From 528fc8f1f64bae28e54b416be5bb578dc2e38ccb Mon Sep 17 00:00:00 2001
From: Cristian <cristian@swapps.com>
Date: Thu, 2 Jul 2020 12:11:23 -0500
Subject: [PATCH] fix: Improve encoding detection for rss+xml content types

---
 archivebox/util.py | 9 +++++++++
 1 file changed, 9 insertions(+)
diff --git a/archivebox/util.py b/archivebox/util.py
index 4ba1e3dd..8fdda389 100644
--- a/archivebox/util.py
+++ b/archivebox/util.py
@@ -160,6 +160,15 @@ def download_url(url: str, timeout: int=None) -> str:
         verify=CHECK_SSL_VALIDITY,
         timeout=timeout,
     )
+    if response.headers.get('Content-Type') == 'application/rss+xml':
+        # Based on https://github.com/scrapy/w3lib/blob/master/w3lib/encoding.py
+        _TEMPLATE = r'''%s\s*=\s*["']?\s*%s\s*["']?'''
+        _XML_ENCODING_RE = _TEMPLATE % ('encoding', r'(?P<xmlcharset>[\w-]+)')

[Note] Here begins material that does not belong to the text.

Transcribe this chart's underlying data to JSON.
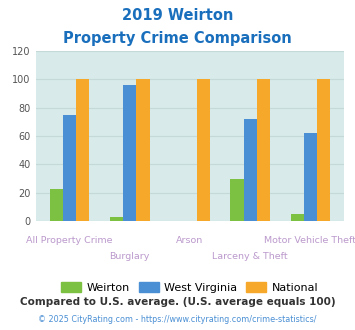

+        _BODY_ENCODING_PATTERN = r'<\s*(\?xml\s[^>]+%s)' % (_XML_ENCODING_RE)
+        _BODY_ENCODING_STR_RE = re.compile(_BODY_ENCODING_PATTERN, re.I | re.VERBOSE)
+        match = _BODY_ENCODING_STR_RE.search(response.text[:1024])
+        if match:
+            response.encoding = match.group('xmlcharset')
     return response.text